Con il settimo motivo la ricorrente incidentale, deducendo violazione dell’art. 345 c.p.c., censura la sentenza impugnata per aver respinto il motivo di appello con il quale l’esponente aveva chiesto l’accoglimento della domanda di simulazione di alcuni atti di vendita stipulati nel 1998, nel 1999 e nel 2001 tra la F. ed il figlio A. e/o la P., avendo affermato che il prezzo era stato versato a mezzo di assegni circolari non trasferibili riscossi dall’intestataria F. (come accertato in sede di CTU grafologica che aveva verificato l’appartenenza alla "de cuius" delle firme apposte per girata degli assegni circolari non trasferibili a lei intestati e posti all’incasso), e che ogni altra prospettazione anche in diritto era inammissibile perchè formulata per la prima volta in appello; orbene la domanda di verificazione della quietanza rilasciata dalla F. per l’atto di vendita del 2001 con scrittura privata successiva all’atto stesso non avrebbe potuto essere introdotta prima della sentenza di primo grado che ne aveva pronunciato la verificazione, mentre le altre richieste istruttorie erano già state formulate nel giudizio di primo grado.

La censura è infondata. il giudice di appello ha affermato, con riferimento ai sopra richiamati atti di compravendita, che il relativo prezzo era stato versato a mezzo di assegni circolari non trasferibili, riscossi dall’intestataria F.C., come accertato in sede di CTU grafologica in ordine alla appartenenza alla "de cuius" delle firme apposte per girata sugli assegni non trasferibili a lei intestati e posti all’incasso; alla luce quindi della prova del pagamento del prezzo convenuto tra le parti ha ritenuto logicamente superate le questioni sollevate (e riproposte con il motivo in esame senza censurare l’enunciata "ratio decidendi") in quanto riguardanti elementi prospettati come indiziari di simulazione, ma che non apparivano tali, e comunque irrilevanti.

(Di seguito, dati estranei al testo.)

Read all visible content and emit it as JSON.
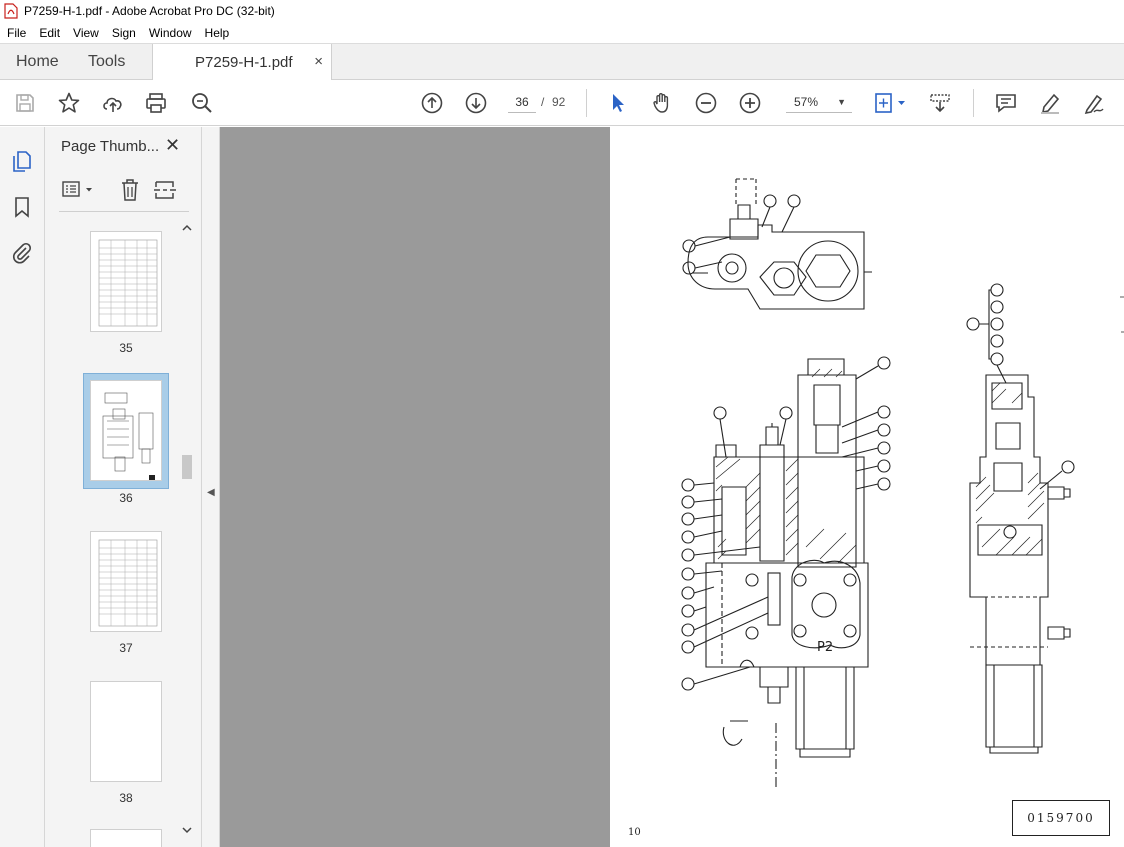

Con l’ottavo motivo la ricorrente incidentale, denunciando violazione e/o falsa applicazione dell’art. 1417 c.c., censura la sentenza impugnata per aver ritenuto che alcuni atti di compravendita stipulati tra l’esponente ed i suoi genitori e/o terze persone erano simulati in quanto dissimulanti delle donazioni in favore di M. M.N.C.; invero, poichè A. M.N. non aveva mai dedotto la lesione della sua quota di legittima, con riferimento all’atto di vendita del 1987 intervenuto tra la F. e l’attuale ricorrente incidentale egli, subentrato nella medesima posizione processuale che avrebbe avuto sua madre nella eventuale proposizione di una domanda di simulazione relativa, avrebbe dovuto provare la simulazione mediante la produzione di una controdichiarazione anteriore o coeva all’atto.

La censura è infondata.

Sotto un primo profilo è evidente che M.N. A. ha agito nel presente giudizio, quanto alle domande di declaratoria di nullità dei suddetti atti di compravendita, quale legittimario avente diritto, in caso di lesione della sua quota di legittima, alla riduzione delle donazioni per la parte eccedente la quota di cui il la "de cuius" poteva disporre, come invero risulta dalla stessa narrativa della sentenza impugnata, dove si riferisce che il giudice di primo grado con ordinanza contestuale alla sentenza non definitiva del 13-1-2005 aveva rimesso la causa in istruttoria onde procedere all’accertamento della eventuale lesione della quota di legittima spettante sia a M.C. che ad A. M.N.; pertanto quest’ultimo, quale terzo rispetto ai negozi ritenuti simulati, non era vincolato, quanto alla prova della simulazione, alla produzione della controdichiarazione.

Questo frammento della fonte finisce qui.